Глазенки блестели. И он все смеялся беспричинным, идущим из нутра, заражающим смехом. И все засмеялись, глядя на него.

– Ну, смотрите, дурень какой. Чего смеется?

Сила жизни безудержно вскипала в нем, радуясь на себя и играя.

Где, где эти робко-злые, упрямые глаза, этот ноющий голос? Животик поправился у мальчика. Клизмочки помогли и манные кашки. И вот переметнулся его маленький Хозяин. Бессмысленной радостью заливается тельце, ясным светом зажег глазенки, неузнаваемо перестроил всю душу…

О раб! О подлый, переметчивый раб!

Гнедой жеребец издох. Вечером Степан пошел за ним в сад, а он лежит на боку мертвый.
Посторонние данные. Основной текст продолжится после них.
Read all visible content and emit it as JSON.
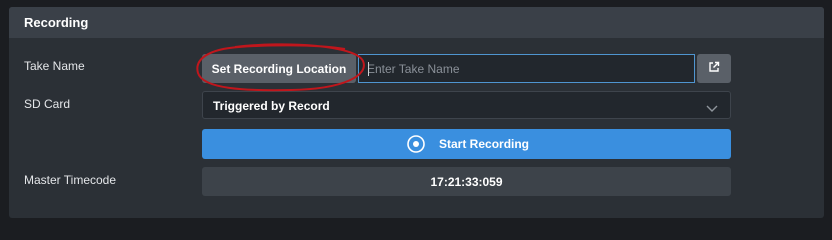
{
  "panel": {
    "title": "Recording"
  },
  "take_name": {
    "label": "Take Name",
    "set_location_button": "Set Recording Location",
    "input_value": "",
    "input_placeholder": "Enter Take Name",
    "external_icon": "external-link-icon"
  },
  "sd_card": {
    "label": "SD Card",
    "selected_value": "Triggered by Record",
    "chevron_icon": "chevron-down-icon"
  },
  "record": {
    "button_label": "Start Recording",
    "icon": "record-icon"
  },
  "master_timecode": {
    "label": "Master Timecode",
    "value": "17:21:33:059"
  },
  "colors": {
    "background": "#1b1d21",
    "panel": "#2b3036",
    "header": "#3a4048",
    "gray_button": "#5a6068",
    "accent_blue": "#3a8fdf",
    "annotation_red": "#c0161c"
  }
}
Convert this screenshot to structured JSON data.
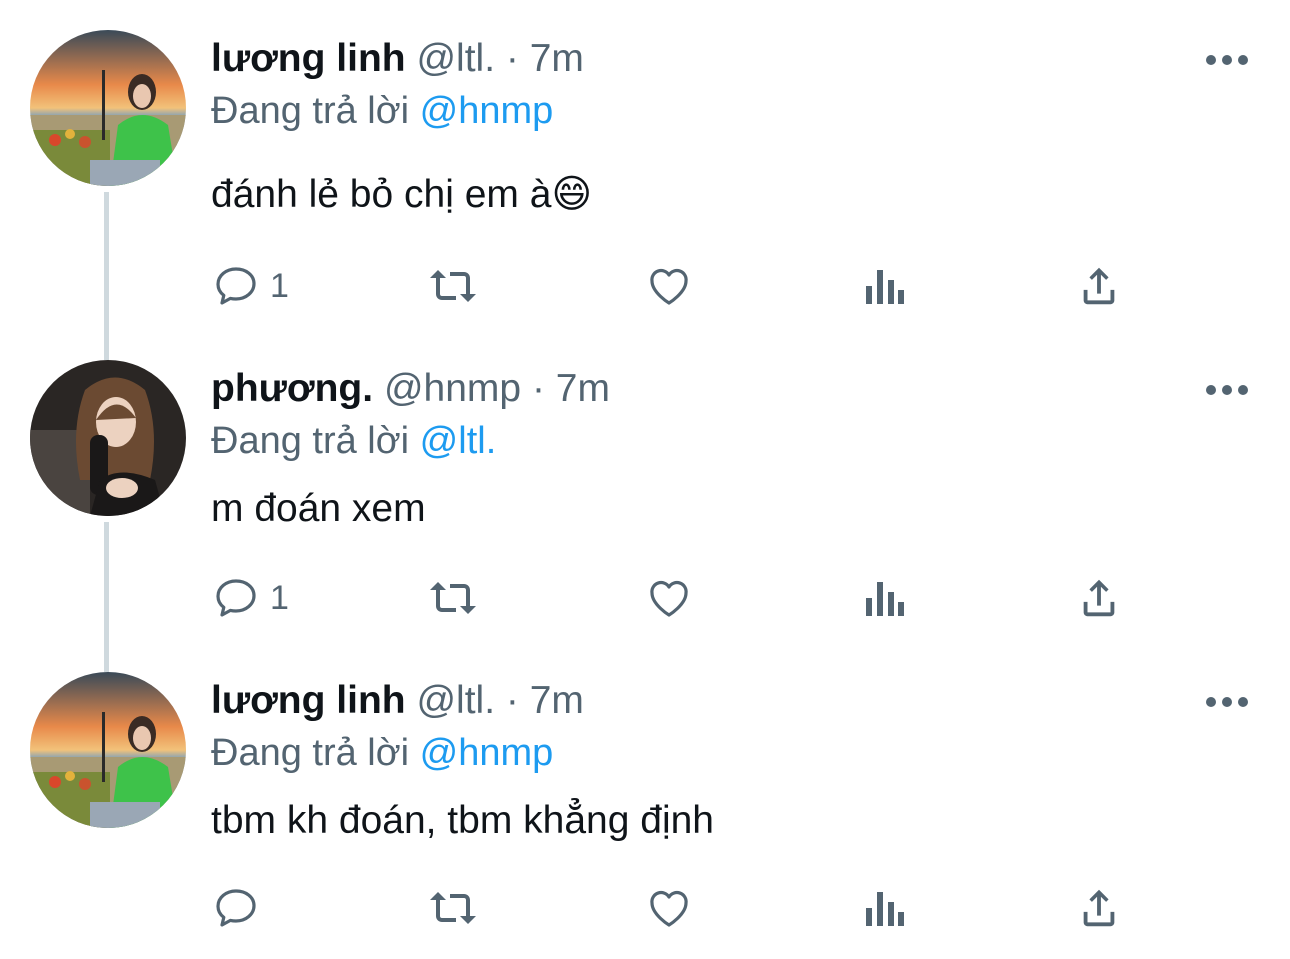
{
  "tweets": [
    {
      "display_name": "lương linh",
      "handle": "@ltl.",
      "separator": "·",
      "time": "7m",
      "reply_prefix": "Đang trả lời",
      "reply_to": "@hnmp",
      "text": "đánh lẻ bỏ chị em à😄",
      "reply_count": "1",
      "avatar_icon": "profile-photo-sunset-beach"
    },
    {
      "display_name": "phương.",
      "handle": "@hnmp",
      "separator": "·",
      "time": "7m",
      "reply_prefix": "Đang trả lời",
      "reply_to": "@ltl.",
      "text": "m đoán xem",
      "reply_count": "1",
      "avatar_icon": "profile-photo-portrait"
    },
    {
      "display_name": "lương linh",
      "handle": "@ltl.",
      "separator": "·",
      "time": "7m",
      "reply_prefix": "Đang trả lời",
      "reply_to": "@hnmp",
      "text": "tbm kh đoán, tbm khẳng định",
      "reply_count": "",
      "avatar_icon": "profile-photo-sunset-beach"
    }
  ],
  "icons": {
    "reply": "comment-icon",
    "retweet": "retweet-icon",
    "like": "heart-icon",
    "views": "bar-chart-icon",
    "share": "share-icon",
    "more": "more-icon"
  },
  "colors": {
    "text": "#0f1419",
    "secondary": "#536471",
    "accent": "#1d9bf0",
    "thread_line": "#cfd9de"
  }
}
За ужином работники смеялись и говорили:

– Ну, дедушка Степан, теперь твой черед помирать. Самый ты теперь старый остался.

– А неужто в холщовой рубахе и в гроб ляжешь? Ты бы на это дело ситцевую завел.

Степан тихо, про себя, улыбнулся.

– У меня есть. Сшита. Синяя с крапушками, молодая барыня подарила. Как помру, наказал Алехе в нее одеть.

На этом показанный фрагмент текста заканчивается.